Evictions had already begun

Some help arrived on Tuesday, however, with the Centers for Disease Control and Prevention issuing a new four-month moratorium on eviction proceedings. The policy comes one month after President Trump had signed an executive order directing U.S. agencies to explore ways to halt moratoriums. Under the new order, individuals who make less than $99,000 or familes with incomes below $198,000, will be protected, according to reporting by the Washington Post.  

According to the New York Times, "To apply for the new moratorium, tenants will have to attest to a substantial loss of household income, the inability to pay full rent and best efforts to pay partial rent. Tenants must also stipulate that eviction would be likely to leave them homeless or force them to live with others at close quarters. Forms will be available on the C.D.C. website once the order is published in the Federal Register."

NMHC issued a statement in response to the measure saying it did not go far enough. 

"We are disappointed that the Administration has chosen to enact a federal eviction moratorium without the existence of dedicated, long-term funding for rental and unemployment assistance," the statement reads. "An eviction moratorium will ultimately harm the very people it aims to help by making it impossible for housing providers, particularly small owners, to meet their financial obligations and continue to provide shelter to their residents. Not only does an eviction moratorium not address renters’ real financial needs, a protracted eviction moratorium does nothing to address the financial pressures and obligations of rental property owners. Without mortgage forbearance protections and protections from other property-level financial obligations such as property taxes, insurance payments, and utility service, the stability of the entire rental housing sector is thrown into question." 

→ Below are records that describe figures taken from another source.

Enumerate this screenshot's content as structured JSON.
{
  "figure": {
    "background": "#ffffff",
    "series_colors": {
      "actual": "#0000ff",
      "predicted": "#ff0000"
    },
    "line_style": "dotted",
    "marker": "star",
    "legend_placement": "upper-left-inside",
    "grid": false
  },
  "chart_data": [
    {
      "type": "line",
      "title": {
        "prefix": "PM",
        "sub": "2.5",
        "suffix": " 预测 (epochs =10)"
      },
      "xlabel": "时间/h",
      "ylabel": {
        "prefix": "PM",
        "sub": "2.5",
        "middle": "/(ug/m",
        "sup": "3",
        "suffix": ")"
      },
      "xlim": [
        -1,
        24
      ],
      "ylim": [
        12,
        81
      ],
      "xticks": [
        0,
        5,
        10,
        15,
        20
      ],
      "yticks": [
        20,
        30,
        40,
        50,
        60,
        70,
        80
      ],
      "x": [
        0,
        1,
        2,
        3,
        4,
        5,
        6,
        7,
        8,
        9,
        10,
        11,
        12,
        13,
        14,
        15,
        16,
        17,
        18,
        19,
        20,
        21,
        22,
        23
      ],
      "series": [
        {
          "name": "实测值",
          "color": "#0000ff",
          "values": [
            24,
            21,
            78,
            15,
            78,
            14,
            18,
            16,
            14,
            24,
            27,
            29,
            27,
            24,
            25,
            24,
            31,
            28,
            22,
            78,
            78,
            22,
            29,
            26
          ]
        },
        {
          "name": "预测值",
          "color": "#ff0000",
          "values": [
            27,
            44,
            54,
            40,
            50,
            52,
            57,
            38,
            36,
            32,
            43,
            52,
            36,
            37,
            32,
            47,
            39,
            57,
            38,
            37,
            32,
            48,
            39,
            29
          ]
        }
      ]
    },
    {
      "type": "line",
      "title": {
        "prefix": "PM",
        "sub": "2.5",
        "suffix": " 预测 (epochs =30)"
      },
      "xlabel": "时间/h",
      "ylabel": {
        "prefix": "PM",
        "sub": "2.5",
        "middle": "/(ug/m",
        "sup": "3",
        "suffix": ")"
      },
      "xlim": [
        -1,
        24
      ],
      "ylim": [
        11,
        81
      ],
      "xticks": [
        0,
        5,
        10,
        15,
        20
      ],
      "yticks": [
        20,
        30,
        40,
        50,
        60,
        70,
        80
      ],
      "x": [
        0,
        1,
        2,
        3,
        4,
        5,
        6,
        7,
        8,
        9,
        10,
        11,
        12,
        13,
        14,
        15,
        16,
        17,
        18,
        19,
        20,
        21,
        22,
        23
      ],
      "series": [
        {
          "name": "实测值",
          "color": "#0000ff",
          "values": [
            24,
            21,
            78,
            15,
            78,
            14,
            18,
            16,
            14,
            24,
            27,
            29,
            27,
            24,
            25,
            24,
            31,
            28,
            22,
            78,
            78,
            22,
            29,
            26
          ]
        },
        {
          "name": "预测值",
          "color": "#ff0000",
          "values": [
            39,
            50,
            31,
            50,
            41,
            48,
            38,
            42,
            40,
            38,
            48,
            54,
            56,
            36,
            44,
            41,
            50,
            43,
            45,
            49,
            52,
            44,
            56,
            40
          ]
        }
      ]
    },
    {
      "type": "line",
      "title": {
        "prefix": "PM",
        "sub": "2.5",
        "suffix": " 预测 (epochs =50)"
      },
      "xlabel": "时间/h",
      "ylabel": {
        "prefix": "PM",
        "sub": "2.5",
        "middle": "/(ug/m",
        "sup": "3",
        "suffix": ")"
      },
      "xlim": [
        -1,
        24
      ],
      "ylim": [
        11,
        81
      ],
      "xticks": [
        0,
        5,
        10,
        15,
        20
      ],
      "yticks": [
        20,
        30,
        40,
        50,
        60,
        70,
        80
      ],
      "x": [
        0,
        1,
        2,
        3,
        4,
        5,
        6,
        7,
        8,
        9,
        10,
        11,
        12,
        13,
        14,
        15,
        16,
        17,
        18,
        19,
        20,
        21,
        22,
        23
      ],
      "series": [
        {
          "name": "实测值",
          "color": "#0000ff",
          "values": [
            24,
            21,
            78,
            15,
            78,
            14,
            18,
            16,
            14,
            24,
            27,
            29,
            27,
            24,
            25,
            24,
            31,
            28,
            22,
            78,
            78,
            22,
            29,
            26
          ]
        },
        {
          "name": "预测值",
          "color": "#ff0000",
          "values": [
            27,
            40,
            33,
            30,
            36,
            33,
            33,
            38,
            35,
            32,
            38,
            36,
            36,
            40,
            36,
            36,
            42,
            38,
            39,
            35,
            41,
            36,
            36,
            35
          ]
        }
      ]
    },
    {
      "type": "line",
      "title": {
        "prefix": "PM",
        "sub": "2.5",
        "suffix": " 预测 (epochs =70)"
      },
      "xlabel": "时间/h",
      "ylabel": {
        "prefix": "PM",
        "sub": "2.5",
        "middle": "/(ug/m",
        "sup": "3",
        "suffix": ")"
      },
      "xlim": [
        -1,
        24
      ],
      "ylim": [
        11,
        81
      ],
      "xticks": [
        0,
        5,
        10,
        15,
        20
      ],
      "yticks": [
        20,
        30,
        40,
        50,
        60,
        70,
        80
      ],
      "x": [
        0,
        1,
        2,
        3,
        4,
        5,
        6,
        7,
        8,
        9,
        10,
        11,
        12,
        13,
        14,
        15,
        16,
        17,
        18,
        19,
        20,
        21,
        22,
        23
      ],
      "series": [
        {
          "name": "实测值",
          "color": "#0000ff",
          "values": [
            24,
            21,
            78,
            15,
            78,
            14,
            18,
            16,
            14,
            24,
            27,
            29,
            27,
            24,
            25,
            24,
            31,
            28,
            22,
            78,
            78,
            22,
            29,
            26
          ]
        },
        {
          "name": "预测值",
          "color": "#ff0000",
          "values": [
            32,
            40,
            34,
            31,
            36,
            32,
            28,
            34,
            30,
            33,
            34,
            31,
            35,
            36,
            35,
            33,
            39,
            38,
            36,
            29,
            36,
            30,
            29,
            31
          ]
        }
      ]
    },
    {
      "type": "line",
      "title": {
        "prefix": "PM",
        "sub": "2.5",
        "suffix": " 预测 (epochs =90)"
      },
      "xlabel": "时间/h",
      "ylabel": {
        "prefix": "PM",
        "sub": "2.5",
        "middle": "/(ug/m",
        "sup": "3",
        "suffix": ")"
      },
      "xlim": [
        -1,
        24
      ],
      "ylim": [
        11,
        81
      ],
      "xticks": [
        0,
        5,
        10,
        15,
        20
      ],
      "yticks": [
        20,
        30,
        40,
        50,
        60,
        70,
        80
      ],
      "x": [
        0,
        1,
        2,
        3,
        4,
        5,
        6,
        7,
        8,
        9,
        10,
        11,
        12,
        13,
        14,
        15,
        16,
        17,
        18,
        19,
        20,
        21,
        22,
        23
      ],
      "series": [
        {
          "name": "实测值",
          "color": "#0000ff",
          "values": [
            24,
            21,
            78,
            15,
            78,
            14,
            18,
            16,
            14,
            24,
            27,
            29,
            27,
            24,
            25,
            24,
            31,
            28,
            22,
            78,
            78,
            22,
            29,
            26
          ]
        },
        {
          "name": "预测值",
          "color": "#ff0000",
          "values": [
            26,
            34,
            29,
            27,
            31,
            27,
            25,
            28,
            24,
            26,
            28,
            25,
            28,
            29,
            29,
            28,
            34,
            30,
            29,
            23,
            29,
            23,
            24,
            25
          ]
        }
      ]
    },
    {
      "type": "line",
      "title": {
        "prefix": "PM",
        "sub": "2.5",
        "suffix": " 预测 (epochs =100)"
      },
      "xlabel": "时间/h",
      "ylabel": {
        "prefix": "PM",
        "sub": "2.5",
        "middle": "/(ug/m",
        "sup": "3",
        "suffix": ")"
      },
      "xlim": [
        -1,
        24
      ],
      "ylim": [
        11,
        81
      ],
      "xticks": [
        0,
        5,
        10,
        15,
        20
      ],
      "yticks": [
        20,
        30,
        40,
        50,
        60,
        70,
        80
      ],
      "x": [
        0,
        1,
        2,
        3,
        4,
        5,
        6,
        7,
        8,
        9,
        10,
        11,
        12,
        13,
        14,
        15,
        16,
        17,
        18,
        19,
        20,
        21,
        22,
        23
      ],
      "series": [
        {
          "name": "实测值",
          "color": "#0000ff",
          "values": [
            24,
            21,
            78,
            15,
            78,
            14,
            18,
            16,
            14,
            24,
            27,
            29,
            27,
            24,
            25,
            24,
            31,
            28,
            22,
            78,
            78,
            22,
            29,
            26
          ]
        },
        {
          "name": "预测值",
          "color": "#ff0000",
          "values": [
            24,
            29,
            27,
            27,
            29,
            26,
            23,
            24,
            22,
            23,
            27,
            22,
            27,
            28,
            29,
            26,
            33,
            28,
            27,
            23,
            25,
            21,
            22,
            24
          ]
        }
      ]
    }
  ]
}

Prior to the moratorium, landlords had already filed to evict 39,006 renter households during the COVID-19 pandemic in the 17 cities tracked by the Eviction Lab at Princeton University, which has built a nationwide database of evictions. That includes 2,446 evictions in the week ending August 22, 2020.

In most of Eviction Lab’s 17 cities, local moratoriums on evictions have ended. In these cities, the number of evictions filed was beginning to approach typical levels over the last few years—despite broad agreement from apartment industry groups like NMHC that property managers should work with renters to avoid evictions whenever possible during the crisis caused by coronavirus. Many more state and local eviction moratoriums were set to end over the next few months.

“There is an eviction tsunami coming unless the federal government provides more assistance,” says Cheney. “It is probably starting already in ways we can’t see.”

The total number of households being evicted is also probably much higher than the number of evictions filed in housing court. “In places were there is not an eviction moratorium, renters may get an eviction notice and instead of fighting it just move out.”

Households that suffer through an eviction are likely to struggle for a long time afterwards.

“Research shows that evictions lower household earnings and increase the risk of homelessness and long-term residential instability,” says Cheney. Evictions also increase family stress, emergency room use and school instability. Some people that get evicted are also likely to squeeze into other family members, living in overcrowded conditions that are often to increase the risk of spreading the coronavirus. “There will be long-term consequences.”

The lost income that hurt these households also damages the rental properties where they failed to pay rent. “We saw building defaults and disinvestment in operations after the 2008 recession,” says Cheney. “We don’t want to see that again… it will further hurt the economy.”